Welzijn is de combinatie van welvaart met vervulling van niet-meetbare behoeften, hoe goed een
maatschappij draait economisch is er nog een verschil tussen welvaart en welzijn. Welzijn probeert die
niet-meetbare zaken mee te nemen.
In een economische wetenschap zal welzijn zeer subjectief zijn.
(Schaarse) Productiefactoren
Productiefactoren zijn niets anders dan de middelen om iets te kunnen maken of om iets te kunnen doen.
Je hebt arbeid, natuur en kapitaal. Het spreekt allemaal een beetje voor zich.
Arbeid de originele productiefactor. Wat mensen kunnen doen in een uur.

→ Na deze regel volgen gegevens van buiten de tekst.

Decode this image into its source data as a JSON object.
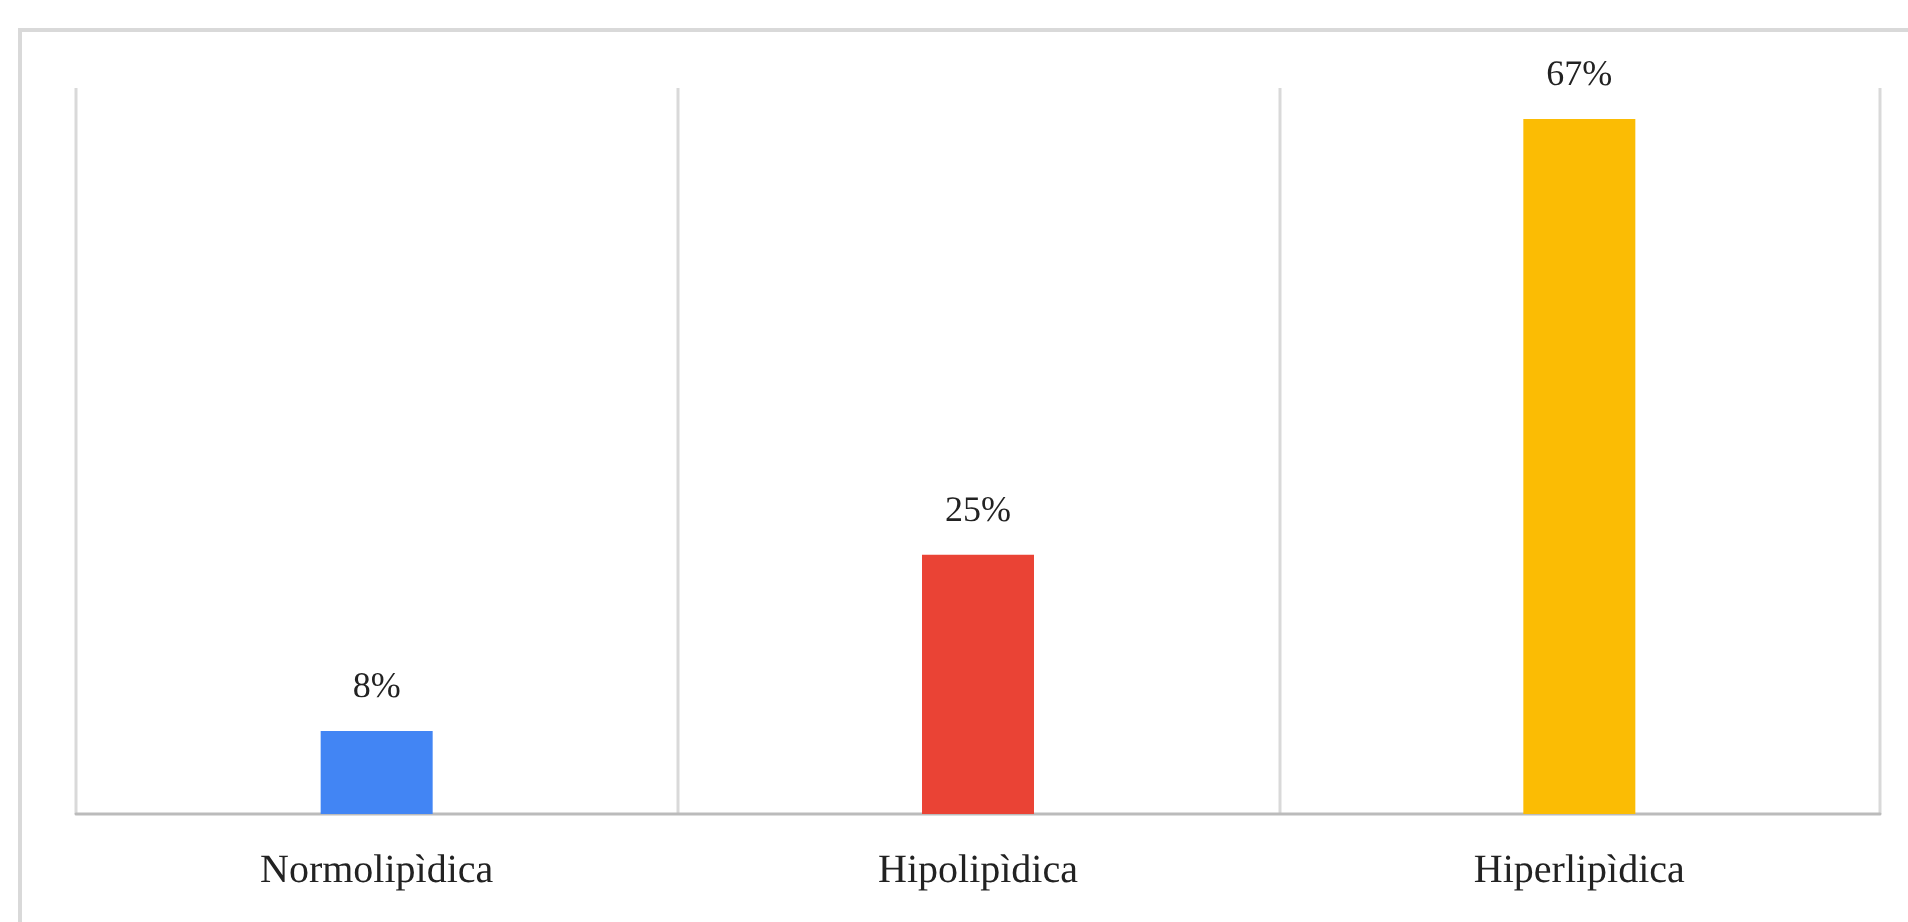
{
  "chart_data": {
    "type": "bar",
    "categories": [
      "Normolipìdica",
      "Hipolipìdica",
      "Hiperlipìdica"
    ],
    "values": [
      8,
      25,
      67
    ],
    "value_labels": [
      "8%",
      "25%",
      "67%"
    ],
    "colors": [
      "#4285f4",
      "#ea4335",
      "#fbbc04"
    ],
    "grid": "x"
  }
}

Natuur gaat hem eigenlijk over ertsen, ruimte, het gaat hem eigenlijk over tijd ook. Het gaat ook over de
kwaliteit van de omgeving, klimaat of milieukwaliteit.
Hoe beter het productiefactor natuur is, hoe beter het is voor uw economie. Dus klimaat en economische
groei, die zaken kunnen elkaar versterken.
Het laatste is het afgeleide van natuur en arbeid: kapitaal. Het gaat niet enkel over geld, geld die nodig is
om een bedrijf op te starten of om zaken op te starten, maar gaat ook over bijvoorbeeld een hamer, een
machine. Dat is ook kapitaal.
Kapitalistisch: het feit dat er bepaalde middelen worden verzameld: een fabriek, een machine, een hamer
en wat werkkapitaal (geld erachter) om zaken te kunnen produceren.
Die drie productiefactoren zijn de fond van elk bedrijf.
Goederen
Een derde basisbegrip: goederen.
Die goederen zijn het resultaat van wat arbeid- en wat productiefactoren. De goederen op zich kunnen
ook behoeftes vervullen. Die zijn ook schaars: machines zijn schaars.